The organization has set up a circuit to experience what urban travel for blind people is like and an exhibition of technology and everyday objects
Toni Pérez participates in the dissemination and awareness activities of the ONCE Social Group
The mayor of Benidorm, Toni Pérez, participated this Thursday in the activities that have been carried out in the city within the Once Social Group Week, an event that aims to publicize the activities carried out by this organization and raise awareness about the inclusion of people who are blind or have visual disabilities.
Together with the regional director of ONCE in Benidorm, Vicente Vázquez, and other members of the Social Group, the mayor has been able to learn about some everyday objects that make life easier for people with vision problems, especially material related to typhlotechnology. , which these weeks of dissemination and awareness are dedicated to this year. Among them, are computers adapted for blind and deafblind people, mobile phones or AI applications; in addition to children's books and stories in Braille, board games or maps that are used to teach children with vision loss.
Likewise, Toni Pérez has participated in another of the activities, such as the mobility circuit enabled by ONCE so that people without any vision problems can experience in first person, thanks to a mask and a cane, what an urban journey is like for someone who does not see.

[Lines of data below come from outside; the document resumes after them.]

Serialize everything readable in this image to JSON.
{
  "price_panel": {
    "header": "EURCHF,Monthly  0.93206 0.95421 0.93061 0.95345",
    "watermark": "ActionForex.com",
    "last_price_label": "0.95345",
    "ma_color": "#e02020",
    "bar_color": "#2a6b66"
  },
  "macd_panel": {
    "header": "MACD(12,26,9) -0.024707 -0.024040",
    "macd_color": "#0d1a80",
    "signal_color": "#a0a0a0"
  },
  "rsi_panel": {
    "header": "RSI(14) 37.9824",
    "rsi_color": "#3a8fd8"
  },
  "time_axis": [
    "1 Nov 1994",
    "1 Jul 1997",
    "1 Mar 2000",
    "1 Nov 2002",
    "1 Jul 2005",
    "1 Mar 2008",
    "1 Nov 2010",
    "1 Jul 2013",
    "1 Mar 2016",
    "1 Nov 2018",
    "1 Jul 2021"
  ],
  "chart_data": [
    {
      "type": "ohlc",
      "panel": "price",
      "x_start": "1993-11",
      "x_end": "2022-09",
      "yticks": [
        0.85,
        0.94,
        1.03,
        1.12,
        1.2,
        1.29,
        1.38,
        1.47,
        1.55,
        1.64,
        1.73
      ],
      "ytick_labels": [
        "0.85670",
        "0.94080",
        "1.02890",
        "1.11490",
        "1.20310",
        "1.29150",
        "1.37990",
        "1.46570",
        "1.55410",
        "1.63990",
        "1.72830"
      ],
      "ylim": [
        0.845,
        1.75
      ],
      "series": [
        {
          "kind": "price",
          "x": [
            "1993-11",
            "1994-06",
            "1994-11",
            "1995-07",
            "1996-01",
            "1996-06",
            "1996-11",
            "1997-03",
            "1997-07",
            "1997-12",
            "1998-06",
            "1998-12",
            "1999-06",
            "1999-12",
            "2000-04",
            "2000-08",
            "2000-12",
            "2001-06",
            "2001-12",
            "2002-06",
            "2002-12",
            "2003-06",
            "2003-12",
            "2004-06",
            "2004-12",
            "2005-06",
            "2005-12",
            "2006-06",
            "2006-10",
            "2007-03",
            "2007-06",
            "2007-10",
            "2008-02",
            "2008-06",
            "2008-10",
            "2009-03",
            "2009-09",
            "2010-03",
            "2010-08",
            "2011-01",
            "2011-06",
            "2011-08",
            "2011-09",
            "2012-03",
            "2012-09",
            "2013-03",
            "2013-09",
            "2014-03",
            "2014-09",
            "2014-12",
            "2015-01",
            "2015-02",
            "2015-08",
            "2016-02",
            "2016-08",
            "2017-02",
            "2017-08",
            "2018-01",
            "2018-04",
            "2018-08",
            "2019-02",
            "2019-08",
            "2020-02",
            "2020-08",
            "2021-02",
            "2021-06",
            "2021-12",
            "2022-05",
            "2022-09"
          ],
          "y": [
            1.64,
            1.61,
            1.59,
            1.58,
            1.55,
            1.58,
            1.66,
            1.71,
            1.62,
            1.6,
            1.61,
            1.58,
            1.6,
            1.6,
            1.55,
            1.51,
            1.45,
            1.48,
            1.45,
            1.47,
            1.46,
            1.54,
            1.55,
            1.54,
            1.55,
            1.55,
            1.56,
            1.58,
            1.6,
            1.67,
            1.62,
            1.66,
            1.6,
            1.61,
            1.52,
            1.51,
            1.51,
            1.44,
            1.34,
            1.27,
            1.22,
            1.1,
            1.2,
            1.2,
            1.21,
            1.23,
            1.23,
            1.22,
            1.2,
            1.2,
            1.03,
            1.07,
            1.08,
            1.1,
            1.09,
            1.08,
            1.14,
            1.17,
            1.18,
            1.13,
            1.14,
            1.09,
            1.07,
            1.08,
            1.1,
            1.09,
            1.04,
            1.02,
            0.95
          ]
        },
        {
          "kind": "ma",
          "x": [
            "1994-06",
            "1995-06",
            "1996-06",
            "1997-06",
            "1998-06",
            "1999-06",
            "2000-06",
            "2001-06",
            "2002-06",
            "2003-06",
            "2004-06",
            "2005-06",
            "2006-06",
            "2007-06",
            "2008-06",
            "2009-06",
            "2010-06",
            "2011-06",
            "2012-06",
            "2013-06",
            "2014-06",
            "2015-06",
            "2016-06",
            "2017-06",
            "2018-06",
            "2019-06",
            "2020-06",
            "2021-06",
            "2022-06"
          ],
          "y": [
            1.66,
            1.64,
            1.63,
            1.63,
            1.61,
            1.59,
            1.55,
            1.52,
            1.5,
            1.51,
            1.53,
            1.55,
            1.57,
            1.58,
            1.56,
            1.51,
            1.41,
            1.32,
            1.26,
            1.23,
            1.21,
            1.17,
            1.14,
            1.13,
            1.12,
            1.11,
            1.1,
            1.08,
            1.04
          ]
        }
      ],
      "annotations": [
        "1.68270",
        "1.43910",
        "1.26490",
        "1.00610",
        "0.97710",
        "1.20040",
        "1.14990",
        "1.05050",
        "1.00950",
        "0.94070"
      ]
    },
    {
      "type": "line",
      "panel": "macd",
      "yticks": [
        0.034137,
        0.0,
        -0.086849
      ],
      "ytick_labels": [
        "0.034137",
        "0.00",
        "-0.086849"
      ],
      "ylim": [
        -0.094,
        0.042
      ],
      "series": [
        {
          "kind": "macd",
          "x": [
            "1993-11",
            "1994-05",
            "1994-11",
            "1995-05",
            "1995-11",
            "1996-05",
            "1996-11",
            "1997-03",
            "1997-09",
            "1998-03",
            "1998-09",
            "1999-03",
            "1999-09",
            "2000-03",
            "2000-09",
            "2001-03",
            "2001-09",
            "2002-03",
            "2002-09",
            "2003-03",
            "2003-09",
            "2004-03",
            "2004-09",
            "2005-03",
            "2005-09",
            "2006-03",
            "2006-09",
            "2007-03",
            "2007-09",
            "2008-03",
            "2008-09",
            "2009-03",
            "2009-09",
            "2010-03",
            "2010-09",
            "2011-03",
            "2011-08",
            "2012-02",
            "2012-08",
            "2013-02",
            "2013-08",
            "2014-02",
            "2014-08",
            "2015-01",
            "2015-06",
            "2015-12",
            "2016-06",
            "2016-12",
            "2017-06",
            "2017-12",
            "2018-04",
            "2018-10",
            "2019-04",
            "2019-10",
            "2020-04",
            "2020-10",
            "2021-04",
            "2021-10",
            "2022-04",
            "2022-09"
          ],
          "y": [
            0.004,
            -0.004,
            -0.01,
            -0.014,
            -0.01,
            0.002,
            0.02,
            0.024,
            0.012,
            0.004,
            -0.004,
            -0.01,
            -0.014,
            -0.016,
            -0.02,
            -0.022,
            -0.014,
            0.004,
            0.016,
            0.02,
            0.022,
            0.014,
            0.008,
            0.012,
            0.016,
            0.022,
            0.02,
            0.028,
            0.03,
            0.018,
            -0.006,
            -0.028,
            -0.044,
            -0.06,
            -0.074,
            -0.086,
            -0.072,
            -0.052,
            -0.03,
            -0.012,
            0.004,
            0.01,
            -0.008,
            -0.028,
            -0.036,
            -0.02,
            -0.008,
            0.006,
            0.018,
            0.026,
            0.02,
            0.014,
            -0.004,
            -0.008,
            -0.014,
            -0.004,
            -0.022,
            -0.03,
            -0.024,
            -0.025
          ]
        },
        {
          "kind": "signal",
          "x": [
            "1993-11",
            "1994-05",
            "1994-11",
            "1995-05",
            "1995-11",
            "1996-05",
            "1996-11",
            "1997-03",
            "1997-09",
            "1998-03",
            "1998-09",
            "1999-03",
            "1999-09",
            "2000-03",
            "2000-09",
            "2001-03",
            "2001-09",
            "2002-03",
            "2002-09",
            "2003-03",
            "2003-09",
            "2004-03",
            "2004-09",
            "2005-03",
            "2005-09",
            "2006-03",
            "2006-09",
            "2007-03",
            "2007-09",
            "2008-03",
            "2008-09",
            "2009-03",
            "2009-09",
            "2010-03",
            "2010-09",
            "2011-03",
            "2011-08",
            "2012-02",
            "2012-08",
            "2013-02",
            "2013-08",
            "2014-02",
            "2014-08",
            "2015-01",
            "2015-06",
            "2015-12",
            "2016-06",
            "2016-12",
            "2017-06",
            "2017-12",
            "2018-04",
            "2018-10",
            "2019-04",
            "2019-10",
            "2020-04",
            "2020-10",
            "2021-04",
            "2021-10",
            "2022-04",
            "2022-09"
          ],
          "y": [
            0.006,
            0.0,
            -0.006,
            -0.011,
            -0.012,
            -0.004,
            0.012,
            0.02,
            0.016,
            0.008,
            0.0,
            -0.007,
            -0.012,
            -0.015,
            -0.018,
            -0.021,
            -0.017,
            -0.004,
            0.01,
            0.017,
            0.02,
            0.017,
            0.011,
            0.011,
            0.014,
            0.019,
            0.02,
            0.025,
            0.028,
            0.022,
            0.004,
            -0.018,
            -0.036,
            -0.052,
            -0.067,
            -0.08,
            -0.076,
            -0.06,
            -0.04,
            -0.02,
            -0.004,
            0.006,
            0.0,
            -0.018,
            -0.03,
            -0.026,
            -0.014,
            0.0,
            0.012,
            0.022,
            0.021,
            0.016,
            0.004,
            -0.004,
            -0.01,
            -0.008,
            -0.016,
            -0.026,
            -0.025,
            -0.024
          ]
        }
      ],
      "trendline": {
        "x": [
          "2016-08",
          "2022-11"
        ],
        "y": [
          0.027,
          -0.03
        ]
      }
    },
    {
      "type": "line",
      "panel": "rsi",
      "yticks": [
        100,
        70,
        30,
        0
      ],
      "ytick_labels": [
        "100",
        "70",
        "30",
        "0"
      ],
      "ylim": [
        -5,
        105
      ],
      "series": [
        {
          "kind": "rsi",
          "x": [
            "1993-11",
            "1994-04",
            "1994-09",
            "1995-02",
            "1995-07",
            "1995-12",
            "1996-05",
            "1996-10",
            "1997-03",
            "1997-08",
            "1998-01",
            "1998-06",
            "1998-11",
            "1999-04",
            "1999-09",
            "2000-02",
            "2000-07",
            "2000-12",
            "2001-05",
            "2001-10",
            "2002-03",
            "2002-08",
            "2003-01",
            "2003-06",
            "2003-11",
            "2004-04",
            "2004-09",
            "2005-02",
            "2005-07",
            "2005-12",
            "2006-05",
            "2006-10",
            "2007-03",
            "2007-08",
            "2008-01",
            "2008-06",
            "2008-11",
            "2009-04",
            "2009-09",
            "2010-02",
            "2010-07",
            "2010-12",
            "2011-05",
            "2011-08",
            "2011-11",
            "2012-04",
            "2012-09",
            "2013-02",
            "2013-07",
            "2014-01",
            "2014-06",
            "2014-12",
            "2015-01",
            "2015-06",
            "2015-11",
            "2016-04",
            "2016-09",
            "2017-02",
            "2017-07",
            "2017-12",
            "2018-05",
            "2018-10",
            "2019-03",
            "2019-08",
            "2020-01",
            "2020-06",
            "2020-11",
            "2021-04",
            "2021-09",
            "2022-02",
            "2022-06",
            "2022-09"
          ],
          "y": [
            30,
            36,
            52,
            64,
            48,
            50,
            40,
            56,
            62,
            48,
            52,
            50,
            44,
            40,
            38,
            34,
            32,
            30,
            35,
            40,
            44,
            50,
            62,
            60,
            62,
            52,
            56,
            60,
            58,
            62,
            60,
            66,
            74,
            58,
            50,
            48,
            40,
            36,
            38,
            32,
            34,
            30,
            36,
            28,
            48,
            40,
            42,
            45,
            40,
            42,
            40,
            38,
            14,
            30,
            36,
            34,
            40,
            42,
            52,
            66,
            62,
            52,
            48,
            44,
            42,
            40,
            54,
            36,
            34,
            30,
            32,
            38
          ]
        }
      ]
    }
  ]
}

After completing this circuit, Toni Pérez stated that "many advances are being made in technology, but at the same time there must be a specific technology so that the digital divide that technological advance can generate does not have a special impact on blind people." The first mayor has also said that activities like these allow us to “know what the dangers, the risks, of normality and day-to-day life on the street are and of that comfort that we people who have a greater or lesser vision have in our time. of leisure, shopping or circulation, to also realize the difficulty of doing the same thing 'blindly'”, after which he called to “empathize, to put ourselves in the shoes of other people” with different abilities to “make a better and friendlier city for everyone.”